Longarm had been sitting on the platform keeping watch for more than an hour. Now the wait was paying off.
He stood and hitched up his britches, then stepped forward to stand beside the tracks.
He waited as the cars began to clatter past, keeping his eye on the car where the shadow had disappeared. There were four boxcars in this train.
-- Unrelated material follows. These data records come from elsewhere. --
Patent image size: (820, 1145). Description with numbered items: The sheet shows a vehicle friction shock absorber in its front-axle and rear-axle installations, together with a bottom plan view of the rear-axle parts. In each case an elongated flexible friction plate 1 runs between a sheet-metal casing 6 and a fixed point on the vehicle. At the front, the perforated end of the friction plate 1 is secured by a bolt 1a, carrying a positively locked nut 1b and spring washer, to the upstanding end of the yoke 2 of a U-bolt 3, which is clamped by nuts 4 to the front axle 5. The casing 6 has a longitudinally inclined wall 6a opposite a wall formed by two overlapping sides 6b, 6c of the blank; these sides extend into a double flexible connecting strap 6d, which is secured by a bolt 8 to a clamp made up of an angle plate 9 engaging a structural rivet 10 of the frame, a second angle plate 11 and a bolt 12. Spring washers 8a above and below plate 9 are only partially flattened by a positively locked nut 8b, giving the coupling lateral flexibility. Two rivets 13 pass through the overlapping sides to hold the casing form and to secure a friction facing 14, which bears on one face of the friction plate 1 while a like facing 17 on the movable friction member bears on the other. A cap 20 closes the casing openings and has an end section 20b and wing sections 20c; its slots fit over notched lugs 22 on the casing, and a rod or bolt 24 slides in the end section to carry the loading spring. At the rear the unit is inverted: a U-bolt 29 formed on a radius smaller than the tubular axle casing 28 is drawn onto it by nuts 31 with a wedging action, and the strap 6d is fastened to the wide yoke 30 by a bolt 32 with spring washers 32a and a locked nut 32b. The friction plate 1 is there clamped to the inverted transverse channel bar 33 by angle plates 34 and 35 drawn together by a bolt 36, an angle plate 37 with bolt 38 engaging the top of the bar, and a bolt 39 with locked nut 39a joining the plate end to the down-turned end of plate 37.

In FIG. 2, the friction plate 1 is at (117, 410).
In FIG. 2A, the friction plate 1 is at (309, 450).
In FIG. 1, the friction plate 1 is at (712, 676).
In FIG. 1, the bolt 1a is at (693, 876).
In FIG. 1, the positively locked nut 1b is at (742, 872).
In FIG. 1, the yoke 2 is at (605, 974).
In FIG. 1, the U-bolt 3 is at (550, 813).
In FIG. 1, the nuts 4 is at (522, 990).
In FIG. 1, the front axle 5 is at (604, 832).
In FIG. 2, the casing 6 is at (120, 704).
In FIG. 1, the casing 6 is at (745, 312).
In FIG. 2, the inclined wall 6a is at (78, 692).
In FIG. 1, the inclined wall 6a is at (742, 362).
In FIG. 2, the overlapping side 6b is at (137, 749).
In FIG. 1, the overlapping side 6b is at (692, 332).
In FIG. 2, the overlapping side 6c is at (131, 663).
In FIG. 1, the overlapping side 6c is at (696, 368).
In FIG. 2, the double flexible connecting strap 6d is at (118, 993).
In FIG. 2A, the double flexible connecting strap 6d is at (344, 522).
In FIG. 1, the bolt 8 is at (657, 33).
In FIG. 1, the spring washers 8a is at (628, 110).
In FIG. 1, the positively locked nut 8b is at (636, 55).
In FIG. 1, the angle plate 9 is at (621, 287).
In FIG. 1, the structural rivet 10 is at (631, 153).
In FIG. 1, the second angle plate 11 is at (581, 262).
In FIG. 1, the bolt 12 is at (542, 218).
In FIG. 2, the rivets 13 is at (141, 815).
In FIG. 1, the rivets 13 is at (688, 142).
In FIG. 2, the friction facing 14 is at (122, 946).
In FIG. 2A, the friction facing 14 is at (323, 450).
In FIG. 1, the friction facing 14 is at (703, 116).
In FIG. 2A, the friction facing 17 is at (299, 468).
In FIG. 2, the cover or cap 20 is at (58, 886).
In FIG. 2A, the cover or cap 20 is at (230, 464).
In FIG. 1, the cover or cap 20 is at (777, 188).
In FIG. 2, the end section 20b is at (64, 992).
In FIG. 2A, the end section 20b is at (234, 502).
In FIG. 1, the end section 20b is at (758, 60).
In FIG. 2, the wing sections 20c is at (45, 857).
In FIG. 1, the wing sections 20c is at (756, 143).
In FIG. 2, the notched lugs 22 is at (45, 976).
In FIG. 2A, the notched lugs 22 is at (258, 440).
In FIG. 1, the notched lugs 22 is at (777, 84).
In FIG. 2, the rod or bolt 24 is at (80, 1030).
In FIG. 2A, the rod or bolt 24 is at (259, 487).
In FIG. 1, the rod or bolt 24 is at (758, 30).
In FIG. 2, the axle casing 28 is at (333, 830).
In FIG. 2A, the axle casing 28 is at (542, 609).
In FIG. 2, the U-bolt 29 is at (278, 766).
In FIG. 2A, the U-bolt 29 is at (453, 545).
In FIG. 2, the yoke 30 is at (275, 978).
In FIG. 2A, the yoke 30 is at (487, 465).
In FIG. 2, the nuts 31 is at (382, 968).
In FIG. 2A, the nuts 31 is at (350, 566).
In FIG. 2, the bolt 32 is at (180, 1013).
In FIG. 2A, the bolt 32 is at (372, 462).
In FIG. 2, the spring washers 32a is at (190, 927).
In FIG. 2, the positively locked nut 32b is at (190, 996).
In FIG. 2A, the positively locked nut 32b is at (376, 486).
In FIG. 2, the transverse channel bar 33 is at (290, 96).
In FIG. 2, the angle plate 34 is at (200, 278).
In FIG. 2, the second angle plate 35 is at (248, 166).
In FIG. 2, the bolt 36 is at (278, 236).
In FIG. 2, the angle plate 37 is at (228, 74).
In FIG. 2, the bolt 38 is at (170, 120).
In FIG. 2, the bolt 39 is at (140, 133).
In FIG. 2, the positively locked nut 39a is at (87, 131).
The one he wanted was the second.
As it reached him, Longarm grabbed the open doorway and swung up into the dark car. The man he wanted to talk to was somewhere in—
The back end of the car was lighted up as the muzzle flash of a pistol shot flared bright, and a large-caliber bullet slammed into the wood of the siding not two feet from Longarm’s head.
Longarm’s response was immediate. His .45 came into hand and he returned fire.
r /> A man screamed in pain. And shot at Longarm a second time.
Longarm’s Colt was already in hand this time, and his return fire was almost instantaneous. He threw his shot close beside the muzzle flash from the back of the car.
The rumble of iron wheels was loud and the car shook and clattered as it passed over the rails.
Longarm threw himself forward, seeking the shadows away from the open doorway. He waited but the noises around him were too loud for him to expect to hear anything short of another pistol shot, and he could not see the figure at the back of the car.
There was no exit other than the open door, and Longarm could clearly see anything or anyone approaching that. By the same token if he moved to the back of the car, he would likely be silhouetted against the doorway.
He knelt, revolver in hand. And waited.
Chapter 52
Longarm ambled back to the depot. The next train back to Helen’s town was due in ten or twelve minutes. He had had plenty of time while he waited to have breakfast, clean his .45, and stroll around this town.
He would have liked to get some sleep, but that would have to wait, lest he miss his train connection. And he damn sure did not want to walk back. He had come a good eighty or a hundred miles during the night, sharing the otherwise empty boxcar with a dead man.
Not that he had been sure about Ira Collins’s man, whatever the hell his name had been. He had not relaxed his vigilance until daybreak. That was when he discovered that his shooting during the night had been more lucky than accurate.
His bullet had taken the fellow high on his left leg. It tore through an artery, and the man bled to death, probably within ten minutes or less. There was a hell of a lot of coagulated blood pooled on the floor of the boxcar.
Longarm had gotten off the train the next time it stopped. He left the dead man where he was. Someone would find him eventually.
As for Ira Collins and George Stepanek . . . he had a bone to pick with those two.
And he intended to take the matter up with them as soon as he got back.